O que se observa em muitas escolas brasileiras é que, na maioria das vezes, a
avaliação acaba por atender a critérios que são exclusivamente pedagógicos –
comportamento, participação em sala de aula –, e não inclui questões que
pertencem ao campo do trabalho artístico, propriamente. Diante da dificuldade
em estabelecer critérios e dos desafios, a qualidade da produção artística dos
educandos – ainda que seja discutível em que consiste essa qualidade – fica
em segundo plano, ou é simplesmente desconsiderada.
A Associação Imagem Comunitária e a avaliação na Oi Kabum! BH
Tendo esses dilemas em vista, buscamos a partir daqui lançar um olhar sobre
uma experiência educativa específica, e sobre o modo como ela lida com esses
desafios. Contudo, antes de nos debruçarmos sobre as práticas de avaliação
específicas que nos dispomos a apresentar e discutir, faz-se necessária uma
pequena contextualização sobre a escola de arte e tecnologia na qual essas
práticas acontecem e sobre a instituição responsável pelo projeto.
A Associação Imagem Comunitária – Grupo de Pesquisa e Experimentação em
Mídias de Acesso Público – é uma organização sem fins lucrativos com sede
em Belo Horizonte. Fundada em 1993, a partir de uma experiência de extensão
universitária, a ONG busca – por meio de diversos projetos – “construir
espaços para que grupos socialmente excluídos ou com poucas oportunidades
de visibilidade se coloquem no debate público” (LIMA, 2006, p. 29). Ao longo
dos últimos 17 anos, a AIC vem buscando colocar em prática, por meio de
experiências estético-expressivas em diversas mídias – rádio, jornal impresso,
web e audiovisual –, um ideal de acesso público à comunicação baseado na
produção coletiva, na experimentação com as diferentes linguagens e na
efetiva ocupação de espaços de publicização.

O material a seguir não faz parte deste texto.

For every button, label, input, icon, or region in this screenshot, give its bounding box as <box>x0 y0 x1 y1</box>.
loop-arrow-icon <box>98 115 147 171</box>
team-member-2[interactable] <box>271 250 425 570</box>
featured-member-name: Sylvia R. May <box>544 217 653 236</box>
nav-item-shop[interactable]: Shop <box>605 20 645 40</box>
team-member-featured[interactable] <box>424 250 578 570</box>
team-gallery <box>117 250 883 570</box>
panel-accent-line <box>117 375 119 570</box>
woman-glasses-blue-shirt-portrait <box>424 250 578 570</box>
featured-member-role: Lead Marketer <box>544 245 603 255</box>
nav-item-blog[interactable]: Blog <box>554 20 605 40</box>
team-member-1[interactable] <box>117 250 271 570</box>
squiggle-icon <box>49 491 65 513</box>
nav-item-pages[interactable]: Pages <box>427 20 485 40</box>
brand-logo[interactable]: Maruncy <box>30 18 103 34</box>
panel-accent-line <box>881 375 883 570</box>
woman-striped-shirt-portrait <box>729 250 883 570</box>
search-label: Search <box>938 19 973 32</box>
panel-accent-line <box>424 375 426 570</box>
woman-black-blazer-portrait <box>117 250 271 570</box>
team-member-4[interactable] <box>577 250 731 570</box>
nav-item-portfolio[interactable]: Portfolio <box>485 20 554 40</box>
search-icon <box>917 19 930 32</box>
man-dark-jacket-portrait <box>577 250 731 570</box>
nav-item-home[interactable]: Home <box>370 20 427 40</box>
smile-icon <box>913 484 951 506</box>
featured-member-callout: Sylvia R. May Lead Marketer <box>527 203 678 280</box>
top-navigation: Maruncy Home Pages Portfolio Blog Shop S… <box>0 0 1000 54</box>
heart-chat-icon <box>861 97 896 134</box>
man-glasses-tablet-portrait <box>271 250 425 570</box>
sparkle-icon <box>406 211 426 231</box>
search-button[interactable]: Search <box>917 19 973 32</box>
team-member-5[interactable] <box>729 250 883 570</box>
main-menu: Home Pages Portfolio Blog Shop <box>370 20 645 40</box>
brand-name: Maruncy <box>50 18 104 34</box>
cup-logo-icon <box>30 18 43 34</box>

Em 2009, a convite do instituto Oi Futuro, a AIC tornou-se a ONG executora,
em Belo Horizonte, da Oi Kabum! – Escola de Arte e Tecnologia. A Oi Kabum! 2
foi criada em 2001 pelo Oi Futuro com a intenção de ser um programa inovador
que tivesse um impacto estruturante no desenvolvimento efetivo da juventude
popular urbana, complementando os processos formais de educação. No
alicerce da escola, estava o anseio por construir um programa educativo em
arte capaz de despertar a curiosidade dos jovens, fomentar as capacidades de
ação autônoma e coletiva e promover a expressão criativa. A aposta na arte e
na tecnologia nasce, assim, dessa ambição por criar as condições de
possibilidade para o desenvolvimento integral das capacidades dos jovens.
A Oi Kabum! trabalha com jovens que estejam cursando o Ensino Médio em
escolas públicas. Ao longo de 18 meses, eles participam de um amplo
programa formativo em arte e tecnologia, especializando-se em uma de cinco
áreas artísticas: Design Gráfico, Webdesign, Computação Gráfica, Vídeo e
Fotografia. Além deste percurso, os jovens participam também das atividades
em quatro núcleos transversais: História da Arte e Tecnologia, Ser e Conviver,
Oficina da Palavra e Design Sonoro.
Os jovens integram ainda grupos de trabalho, formados por educadores e
educandos, que têm por objetivo cuidar da gestão de algum aspecto da
escola 3. E, além disso, participam de um processo de orientação para projetos
individuais e coletivos. Durante todo o processo formativo, os educandos
recebem uma bolsa para participar das atividades. A primeira turma da Oi
Kabum! BH, com 100 jovens, foi selecionada em julho de 2009 e o programa
de formação teve início em agosto.
Pouco tempo depois da implantação da Oi Kabum! em Belo Horizonte a escola
tornou-se um espaço privilegiado para a produção de conhecimento, e as
práticas de avaliação têm um papel central nesse processo.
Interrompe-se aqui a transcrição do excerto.